One day, he asked if I wanted to go to church with him, and we walked down from the campus to his church. On the way, a car pulled over and asked Ronnie if he was going to church. He said yes, and that he was going with me. They asked if he wanted a ride and we both hopped in.
It was an old land yacht, something like a Buick La Sabre. We crowded in and headed off to church. It was a tight fit, but friendly and Ronnie introduced me to his friends.
As we walked up the steps of the church, one of the women said to me, “I surprised you want to come to church with us.”
I looked at her and said, “Yeah? Why?”
She got all flustered, and apologized and said she probably shouldn’t have said anything. But it got me curious. I looked around for a clue. Everyone was nicely dressed. They probably dressed nicer for church than many of the other churches I had visited. They all sounded pretty normal and I wasn’t expecting to uncover any sort of heresy or strange beliefs.
Ronnie was introducing me to various people from the church and it finally dawned on me when I shook hands with the Assistant Pastor, I was the only white person there. I had never been to a predominantly black church.
It was a pretty normal church service. There was praying and singing, scriptures and a long sermon. The one thing I wasn’t prepared for was the point in the service was the pastor asked visitors to stand up and introduce themselves. There were a few different visitors and when I stood up, everyone looked at me and got real quiet. It was perhaps the first time that I ever felt like part of a minority group.
That was many years ago. Since then, I’ve been to services at various black churches, mostly staffing a politician as they stumped across the state.

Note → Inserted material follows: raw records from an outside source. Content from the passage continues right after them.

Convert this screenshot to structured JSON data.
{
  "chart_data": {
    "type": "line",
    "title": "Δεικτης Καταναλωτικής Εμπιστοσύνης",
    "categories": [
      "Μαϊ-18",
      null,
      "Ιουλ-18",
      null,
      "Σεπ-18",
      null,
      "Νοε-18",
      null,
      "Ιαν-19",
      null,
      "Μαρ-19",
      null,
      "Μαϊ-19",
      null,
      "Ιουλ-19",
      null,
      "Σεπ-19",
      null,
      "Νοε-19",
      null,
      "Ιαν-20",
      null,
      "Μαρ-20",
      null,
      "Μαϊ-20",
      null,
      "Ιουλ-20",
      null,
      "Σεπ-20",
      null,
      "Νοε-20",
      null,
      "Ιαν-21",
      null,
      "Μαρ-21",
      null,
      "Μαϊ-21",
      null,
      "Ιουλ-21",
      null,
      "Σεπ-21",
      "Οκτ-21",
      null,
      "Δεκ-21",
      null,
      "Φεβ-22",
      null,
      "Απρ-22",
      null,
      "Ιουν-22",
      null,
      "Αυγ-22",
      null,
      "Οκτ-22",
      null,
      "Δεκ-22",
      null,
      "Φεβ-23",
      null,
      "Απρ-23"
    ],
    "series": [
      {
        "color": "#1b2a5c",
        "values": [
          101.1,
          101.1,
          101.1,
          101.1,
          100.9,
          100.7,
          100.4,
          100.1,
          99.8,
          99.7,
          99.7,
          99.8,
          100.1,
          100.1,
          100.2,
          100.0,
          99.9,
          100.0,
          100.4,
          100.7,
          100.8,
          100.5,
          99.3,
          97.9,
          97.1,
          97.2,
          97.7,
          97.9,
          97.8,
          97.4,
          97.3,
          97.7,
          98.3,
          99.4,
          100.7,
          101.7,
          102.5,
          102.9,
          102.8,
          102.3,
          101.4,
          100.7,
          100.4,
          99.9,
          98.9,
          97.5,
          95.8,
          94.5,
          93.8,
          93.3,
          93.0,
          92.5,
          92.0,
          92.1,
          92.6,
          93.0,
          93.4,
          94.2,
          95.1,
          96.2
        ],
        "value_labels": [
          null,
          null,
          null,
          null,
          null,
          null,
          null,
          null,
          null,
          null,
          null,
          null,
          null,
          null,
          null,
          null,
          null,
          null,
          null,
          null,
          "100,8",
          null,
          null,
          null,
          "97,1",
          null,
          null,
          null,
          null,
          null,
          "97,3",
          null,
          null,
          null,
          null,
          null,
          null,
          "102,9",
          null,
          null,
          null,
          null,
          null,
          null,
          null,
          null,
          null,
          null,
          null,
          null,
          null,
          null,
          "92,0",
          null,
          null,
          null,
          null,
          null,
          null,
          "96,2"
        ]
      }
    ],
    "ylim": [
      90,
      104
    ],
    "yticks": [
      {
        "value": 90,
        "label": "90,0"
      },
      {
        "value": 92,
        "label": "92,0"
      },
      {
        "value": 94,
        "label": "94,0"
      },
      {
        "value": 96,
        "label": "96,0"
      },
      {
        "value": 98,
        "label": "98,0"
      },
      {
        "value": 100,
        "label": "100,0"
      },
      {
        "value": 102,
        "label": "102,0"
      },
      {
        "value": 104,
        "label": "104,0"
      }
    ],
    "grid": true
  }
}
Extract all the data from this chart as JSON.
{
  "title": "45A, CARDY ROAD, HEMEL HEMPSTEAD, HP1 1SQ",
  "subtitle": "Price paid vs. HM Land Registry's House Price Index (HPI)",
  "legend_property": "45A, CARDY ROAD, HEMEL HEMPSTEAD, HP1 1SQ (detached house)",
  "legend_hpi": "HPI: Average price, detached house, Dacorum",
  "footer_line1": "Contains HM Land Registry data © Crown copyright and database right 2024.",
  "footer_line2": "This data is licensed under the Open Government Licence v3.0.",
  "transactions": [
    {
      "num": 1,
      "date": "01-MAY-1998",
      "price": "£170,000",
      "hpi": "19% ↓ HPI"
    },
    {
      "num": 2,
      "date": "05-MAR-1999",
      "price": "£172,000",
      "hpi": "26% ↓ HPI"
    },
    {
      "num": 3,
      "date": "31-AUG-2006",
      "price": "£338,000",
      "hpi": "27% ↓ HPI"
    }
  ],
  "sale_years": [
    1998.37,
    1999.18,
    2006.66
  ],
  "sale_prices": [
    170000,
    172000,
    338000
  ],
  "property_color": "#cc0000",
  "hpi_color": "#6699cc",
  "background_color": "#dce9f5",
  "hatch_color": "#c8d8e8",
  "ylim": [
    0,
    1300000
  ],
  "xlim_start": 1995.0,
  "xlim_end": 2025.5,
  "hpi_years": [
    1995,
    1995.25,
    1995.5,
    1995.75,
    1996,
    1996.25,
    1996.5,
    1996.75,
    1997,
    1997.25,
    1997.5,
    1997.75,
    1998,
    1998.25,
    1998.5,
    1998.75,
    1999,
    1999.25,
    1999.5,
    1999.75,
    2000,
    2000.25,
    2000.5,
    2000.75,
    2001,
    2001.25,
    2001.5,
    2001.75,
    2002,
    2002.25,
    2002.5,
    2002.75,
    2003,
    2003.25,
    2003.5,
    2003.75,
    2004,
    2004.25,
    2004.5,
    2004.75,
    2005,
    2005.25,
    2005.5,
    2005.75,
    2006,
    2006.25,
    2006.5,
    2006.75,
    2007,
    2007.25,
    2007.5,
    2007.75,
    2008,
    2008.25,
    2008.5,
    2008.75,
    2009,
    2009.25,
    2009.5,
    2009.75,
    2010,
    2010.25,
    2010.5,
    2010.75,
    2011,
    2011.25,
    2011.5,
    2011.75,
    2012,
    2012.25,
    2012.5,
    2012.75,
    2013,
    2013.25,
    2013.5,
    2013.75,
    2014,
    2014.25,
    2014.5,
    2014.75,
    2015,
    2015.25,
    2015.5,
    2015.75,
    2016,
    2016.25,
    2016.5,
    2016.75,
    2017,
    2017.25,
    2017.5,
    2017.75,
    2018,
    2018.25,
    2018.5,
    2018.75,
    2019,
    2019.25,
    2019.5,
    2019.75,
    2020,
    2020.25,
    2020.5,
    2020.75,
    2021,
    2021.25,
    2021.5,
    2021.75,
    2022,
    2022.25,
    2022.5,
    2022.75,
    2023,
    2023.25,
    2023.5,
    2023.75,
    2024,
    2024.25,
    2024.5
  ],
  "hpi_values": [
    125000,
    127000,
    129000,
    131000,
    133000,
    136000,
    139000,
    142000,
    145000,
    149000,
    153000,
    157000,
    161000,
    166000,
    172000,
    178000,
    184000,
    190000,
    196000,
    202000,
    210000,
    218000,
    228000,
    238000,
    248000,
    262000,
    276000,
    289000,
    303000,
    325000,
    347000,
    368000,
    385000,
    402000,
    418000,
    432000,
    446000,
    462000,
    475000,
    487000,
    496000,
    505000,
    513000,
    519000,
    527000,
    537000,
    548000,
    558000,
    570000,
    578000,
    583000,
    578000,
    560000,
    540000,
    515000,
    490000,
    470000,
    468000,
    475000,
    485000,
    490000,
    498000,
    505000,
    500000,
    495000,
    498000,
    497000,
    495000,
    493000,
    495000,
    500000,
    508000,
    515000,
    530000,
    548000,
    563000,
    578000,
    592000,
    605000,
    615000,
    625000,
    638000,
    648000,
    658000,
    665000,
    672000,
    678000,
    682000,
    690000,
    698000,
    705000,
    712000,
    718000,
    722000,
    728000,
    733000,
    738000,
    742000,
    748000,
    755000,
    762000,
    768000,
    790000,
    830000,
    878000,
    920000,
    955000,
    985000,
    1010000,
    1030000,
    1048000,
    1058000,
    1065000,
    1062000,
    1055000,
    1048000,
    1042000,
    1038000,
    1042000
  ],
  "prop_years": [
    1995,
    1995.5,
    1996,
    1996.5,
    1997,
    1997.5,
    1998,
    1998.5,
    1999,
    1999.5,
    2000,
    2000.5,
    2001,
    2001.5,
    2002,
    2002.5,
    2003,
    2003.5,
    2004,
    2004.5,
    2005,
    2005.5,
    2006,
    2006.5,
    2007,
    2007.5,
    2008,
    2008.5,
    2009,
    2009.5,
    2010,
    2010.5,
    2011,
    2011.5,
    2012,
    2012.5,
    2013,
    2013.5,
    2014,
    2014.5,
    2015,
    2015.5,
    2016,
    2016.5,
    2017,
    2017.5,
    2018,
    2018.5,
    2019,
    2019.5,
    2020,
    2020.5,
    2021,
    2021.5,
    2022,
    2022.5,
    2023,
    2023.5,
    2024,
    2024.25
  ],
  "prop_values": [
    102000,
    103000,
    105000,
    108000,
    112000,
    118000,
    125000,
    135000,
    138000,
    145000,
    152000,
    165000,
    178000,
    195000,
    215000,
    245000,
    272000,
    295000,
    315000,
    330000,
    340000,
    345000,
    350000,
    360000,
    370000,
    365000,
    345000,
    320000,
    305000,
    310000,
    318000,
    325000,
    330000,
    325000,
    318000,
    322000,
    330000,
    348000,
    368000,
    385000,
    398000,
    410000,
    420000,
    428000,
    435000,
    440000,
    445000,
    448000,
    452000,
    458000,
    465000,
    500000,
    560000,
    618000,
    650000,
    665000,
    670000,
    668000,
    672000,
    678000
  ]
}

More recently, I became a fellow in the CT Health Foundation’s Health Leaders Fellowship Program. The program is focused on addressing health disparities and I once again found myself as a member of what is not normally a minority, white males. I’ve met many great people through this program and established some important friendships.
One such friend is an associate minister at a predominantly black church in Bridgeport. She often posts prayers online, and recently posted about a women’s prayer group that prays together at midnight on a conference call. I commented that I probably didn’t fit in with that group, and that I’m unlikely to be awake and midnight, but that I would lift up my prayers early from afar.
She suggested that we should pray together and I took her up on it. Various thoughts came to mind.
Matthew 18:19-20
"Again I say to you, that if two of you agree on earth about anything that they may ask, it shall be done for them by My Father who is in heaven. For where two or three have gathered together in My name, I am there in their midst."
If You Believe and I Believe
If you believe and I believe
And we together pray,
The Holy Spirit must come down
And set God’s people free,
This evening, we prayed. We thanked God for the work God is doing in both our lives and the lives of those around us. We prayed for those who grieve, those how preach, and those who march. Most importantly, we offered ourselves up to God, that God might work through us to bring peace, justice, and healing to this broken world.
We go to different churches. We have different ways of praying. Yet we worship the same God. And if we together pray, The Holy Spirit must come down and set all of us free.
So, I offer this as a challenge to each of you. Find someone who is different from you, someone you don’t normally hang out with, pray with them, and be set free.